The report places particular emphasis on a series of coordinated, destructive attacks on the Polish power grid in late 2025. These operations caused widespread power and heating outages for thousands of people and were described by the ANSSI as a “wake-up call.” This scenario is currently considered central to France’s preparedness: a combination of cyberattacks and other forms of pressure targeting the energy, telecommunications, water, and transport sectors.

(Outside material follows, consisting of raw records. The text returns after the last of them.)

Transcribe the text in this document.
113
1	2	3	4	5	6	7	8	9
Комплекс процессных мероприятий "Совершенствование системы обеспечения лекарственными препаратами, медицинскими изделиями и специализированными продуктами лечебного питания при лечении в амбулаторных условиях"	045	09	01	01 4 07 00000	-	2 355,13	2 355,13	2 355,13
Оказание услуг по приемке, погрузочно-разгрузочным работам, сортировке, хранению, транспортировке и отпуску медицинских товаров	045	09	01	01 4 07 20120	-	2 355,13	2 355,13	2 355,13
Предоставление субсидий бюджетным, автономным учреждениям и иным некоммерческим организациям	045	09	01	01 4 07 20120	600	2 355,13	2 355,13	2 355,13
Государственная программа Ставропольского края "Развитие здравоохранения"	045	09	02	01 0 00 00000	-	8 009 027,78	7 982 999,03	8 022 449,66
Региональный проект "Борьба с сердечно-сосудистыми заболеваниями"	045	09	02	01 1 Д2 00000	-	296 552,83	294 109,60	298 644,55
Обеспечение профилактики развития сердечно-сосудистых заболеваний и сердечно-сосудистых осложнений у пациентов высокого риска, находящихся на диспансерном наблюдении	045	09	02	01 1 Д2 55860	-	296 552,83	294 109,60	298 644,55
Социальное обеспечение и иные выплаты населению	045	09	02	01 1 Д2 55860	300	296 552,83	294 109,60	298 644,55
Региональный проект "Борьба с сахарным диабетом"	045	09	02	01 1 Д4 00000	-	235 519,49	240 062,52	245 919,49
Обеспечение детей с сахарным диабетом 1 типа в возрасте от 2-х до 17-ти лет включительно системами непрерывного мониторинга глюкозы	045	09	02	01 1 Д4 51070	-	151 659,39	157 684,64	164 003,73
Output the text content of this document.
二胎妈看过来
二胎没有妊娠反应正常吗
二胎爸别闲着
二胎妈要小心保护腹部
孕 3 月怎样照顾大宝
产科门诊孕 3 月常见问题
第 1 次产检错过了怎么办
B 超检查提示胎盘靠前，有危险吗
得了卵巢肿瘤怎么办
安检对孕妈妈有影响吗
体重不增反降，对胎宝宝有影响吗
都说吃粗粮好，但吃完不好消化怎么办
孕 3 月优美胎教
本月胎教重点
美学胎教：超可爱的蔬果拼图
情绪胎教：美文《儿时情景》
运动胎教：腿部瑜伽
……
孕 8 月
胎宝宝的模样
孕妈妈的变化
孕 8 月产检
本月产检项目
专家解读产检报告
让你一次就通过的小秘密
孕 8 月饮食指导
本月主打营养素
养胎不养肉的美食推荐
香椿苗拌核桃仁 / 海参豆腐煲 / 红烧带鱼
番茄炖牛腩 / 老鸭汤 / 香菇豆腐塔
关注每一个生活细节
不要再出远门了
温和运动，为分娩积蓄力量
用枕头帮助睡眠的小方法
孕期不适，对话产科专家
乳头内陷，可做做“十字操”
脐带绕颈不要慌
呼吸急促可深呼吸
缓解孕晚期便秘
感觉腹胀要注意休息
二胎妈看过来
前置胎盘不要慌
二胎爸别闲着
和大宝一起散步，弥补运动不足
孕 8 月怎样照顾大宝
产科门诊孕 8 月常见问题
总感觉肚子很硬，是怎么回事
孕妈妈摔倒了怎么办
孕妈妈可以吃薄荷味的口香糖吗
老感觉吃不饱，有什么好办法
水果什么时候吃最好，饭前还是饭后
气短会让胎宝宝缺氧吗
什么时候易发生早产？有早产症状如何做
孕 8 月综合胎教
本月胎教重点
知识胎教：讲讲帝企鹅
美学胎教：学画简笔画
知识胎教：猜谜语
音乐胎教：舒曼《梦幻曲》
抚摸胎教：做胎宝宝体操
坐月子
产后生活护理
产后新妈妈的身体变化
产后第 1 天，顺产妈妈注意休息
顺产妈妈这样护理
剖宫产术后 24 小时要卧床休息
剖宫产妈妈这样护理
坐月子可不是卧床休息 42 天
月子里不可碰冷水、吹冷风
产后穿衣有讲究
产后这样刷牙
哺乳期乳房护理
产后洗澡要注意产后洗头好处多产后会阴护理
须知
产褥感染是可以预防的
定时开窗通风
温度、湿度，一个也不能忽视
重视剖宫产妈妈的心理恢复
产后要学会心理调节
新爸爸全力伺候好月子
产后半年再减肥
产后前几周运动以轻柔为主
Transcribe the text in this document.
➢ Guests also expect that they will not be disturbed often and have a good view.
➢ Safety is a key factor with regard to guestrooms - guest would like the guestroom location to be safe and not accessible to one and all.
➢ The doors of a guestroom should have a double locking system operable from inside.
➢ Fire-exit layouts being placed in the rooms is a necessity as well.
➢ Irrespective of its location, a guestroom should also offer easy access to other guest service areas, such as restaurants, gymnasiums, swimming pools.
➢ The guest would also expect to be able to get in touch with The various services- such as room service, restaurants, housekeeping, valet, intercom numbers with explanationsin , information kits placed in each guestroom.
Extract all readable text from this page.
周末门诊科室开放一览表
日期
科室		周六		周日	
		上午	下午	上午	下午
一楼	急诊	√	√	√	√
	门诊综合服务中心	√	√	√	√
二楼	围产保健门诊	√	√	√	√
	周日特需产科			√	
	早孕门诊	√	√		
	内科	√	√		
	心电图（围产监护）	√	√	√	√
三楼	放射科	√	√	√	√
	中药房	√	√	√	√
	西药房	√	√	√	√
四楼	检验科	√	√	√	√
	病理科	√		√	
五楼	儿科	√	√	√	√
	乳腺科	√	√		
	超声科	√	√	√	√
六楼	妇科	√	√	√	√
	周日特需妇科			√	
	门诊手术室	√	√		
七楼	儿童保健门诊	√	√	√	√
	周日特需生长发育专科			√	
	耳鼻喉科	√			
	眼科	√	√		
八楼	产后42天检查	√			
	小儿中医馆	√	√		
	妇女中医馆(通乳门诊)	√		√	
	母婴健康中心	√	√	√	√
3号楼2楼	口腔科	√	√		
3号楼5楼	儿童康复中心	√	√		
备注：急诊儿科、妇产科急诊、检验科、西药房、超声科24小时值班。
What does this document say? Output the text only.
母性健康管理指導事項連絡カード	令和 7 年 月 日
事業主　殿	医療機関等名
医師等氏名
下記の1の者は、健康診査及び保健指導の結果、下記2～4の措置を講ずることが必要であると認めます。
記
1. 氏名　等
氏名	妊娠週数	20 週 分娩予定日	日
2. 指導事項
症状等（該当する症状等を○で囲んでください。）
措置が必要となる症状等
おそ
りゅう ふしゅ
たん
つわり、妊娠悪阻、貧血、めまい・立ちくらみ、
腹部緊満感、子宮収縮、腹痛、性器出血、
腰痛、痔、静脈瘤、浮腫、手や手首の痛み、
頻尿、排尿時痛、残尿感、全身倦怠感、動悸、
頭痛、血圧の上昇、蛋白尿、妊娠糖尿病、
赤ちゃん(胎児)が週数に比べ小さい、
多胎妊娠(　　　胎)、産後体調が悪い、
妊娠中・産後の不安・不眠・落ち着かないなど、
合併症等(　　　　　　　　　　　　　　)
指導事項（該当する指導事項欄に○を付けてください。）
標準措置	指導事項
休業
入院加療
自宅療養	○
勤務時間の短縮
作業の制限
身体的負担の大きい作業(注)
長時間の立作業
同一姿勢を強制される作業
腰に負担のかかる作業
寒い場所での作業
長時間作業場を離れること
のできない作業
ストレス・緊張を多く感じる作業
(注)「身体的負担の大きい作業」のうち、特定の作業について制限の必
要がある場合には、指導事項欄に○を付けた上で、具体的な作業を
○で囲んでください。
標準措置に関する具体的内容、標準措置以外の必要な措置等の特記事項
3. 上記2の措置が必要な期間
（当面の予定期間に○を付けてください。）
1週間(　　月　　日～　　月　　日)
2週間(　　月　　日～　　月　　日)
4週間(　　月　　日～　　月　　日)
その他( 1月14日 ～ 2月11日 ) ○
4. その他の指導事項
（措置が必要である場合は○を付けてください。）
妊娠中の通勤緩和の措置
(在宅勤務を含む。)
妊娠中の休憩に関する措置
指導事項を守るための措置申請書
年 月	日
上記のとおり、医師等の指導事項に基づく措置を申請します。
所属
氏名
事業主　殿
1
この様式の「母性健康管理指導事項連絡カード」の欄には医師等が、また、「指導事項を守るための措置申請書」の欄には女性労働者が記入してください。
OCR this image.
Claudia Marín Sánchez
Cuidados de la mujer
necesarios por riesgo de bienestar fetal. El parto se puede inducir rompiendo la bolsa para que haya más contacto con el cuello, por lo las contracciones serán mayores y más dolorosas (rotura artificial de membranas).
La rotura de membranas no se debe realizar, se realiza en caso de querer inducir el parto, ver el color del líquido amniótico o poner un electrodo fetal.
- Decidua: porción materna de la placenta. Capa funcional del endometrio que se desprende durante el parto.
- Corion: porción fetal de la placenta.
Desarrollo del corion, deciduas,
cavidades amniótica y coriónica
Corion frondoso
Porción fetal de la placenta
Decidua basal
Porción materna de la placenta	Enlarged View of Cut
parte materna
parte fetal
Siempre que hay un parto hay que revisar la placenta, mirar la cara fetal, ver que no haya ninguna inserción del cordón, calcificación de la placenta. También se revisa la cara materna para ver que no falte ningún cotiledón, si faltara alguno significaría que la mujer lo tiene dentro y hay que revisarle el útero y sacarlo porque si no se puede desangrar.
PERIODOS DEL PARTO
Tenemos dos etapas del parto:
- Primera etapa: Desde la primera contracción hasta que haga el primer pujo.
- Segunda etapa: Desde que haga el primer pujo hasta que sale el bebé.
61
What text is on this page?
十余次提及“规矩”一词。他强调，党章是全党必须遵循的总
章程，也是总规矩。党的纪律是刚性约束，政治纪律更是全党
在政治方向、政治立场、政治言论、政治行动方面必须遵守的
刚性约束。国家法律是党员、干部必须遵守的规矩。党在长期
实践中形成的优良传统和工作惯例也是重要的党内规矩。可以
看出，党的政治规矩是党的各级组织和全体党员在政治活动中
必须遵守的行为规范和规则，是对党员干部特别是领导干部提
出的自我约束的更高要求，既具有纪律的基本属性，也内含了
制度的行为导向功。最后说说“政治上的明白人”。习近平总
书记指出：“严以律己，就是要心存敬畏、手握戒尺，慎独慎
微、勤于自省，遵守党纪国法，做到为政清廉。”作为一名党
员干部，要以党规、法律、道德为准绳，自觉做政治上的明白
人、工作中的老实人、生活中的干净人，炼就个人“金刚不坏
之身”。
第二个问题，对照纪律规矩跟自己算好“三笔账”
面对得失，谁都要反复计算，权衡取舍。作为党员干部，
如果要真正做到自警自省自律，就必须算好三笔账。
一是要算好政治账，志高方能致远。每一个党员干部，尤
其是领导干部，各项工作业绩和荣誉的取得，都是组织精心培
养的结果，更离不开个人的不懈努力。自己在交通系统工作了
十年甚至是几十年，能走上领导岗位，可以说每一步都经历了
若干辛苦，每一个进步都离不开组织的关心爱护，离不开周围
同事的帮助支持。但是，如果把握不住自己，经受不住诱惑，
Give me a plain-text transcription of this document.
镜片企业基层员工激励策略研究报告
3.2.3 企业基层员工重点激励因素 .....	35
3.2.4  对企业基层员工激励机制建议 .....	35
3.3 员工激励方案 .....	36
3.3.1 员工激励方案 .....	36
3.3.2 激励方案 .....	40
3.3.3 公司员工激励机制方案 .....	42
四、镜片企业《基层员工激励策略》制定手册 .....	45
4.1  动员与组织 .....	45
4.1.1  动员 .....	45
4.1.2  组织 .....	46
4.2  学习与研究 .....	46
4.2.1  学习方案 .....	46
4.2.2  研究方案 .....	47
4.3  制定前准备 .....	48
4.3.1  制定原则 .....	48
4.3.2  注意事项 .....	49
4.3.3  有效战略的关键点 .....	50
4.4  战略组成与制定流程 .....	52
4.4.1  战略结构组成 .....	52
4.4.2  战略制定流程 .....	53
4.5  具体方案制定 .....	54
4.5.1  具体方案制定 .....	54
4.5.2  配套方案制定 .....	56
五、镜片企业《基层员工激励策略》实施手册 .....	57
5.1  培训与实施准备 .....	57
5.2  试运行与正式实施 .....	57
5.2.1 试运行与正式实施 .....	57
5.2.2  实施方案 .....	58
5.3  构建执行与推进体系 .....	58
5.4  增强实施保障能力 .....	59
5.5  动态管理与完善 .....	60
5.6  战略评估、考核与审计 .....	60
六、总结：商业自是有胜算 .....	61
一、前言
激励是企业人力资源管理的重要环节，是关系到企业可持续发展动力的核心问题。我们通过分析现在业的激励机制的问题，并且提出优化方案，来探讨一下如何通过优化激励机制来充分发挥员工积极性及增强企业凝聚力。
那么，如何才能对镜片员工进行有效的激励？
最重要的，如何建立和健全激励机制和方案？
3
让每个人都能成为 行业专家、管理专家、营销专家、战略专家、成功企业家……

ANSSI emphasizes the urgent need to strengthen the resilience of operators of critical infrastructure (OIV) and entities covered by the NIS 2 directive: regular audits, crisis scenario exercises, strict segmentation of IT/OT networks, and enhanced continuity and recovery plans.
Starting in September 2026, the Cyber Resilience Act (CRA) will come into full force, requiring digital product manufacturers to promptly report actively exploited vulnerabilities and serious incidents to national CSIRTs (including CERT-FR).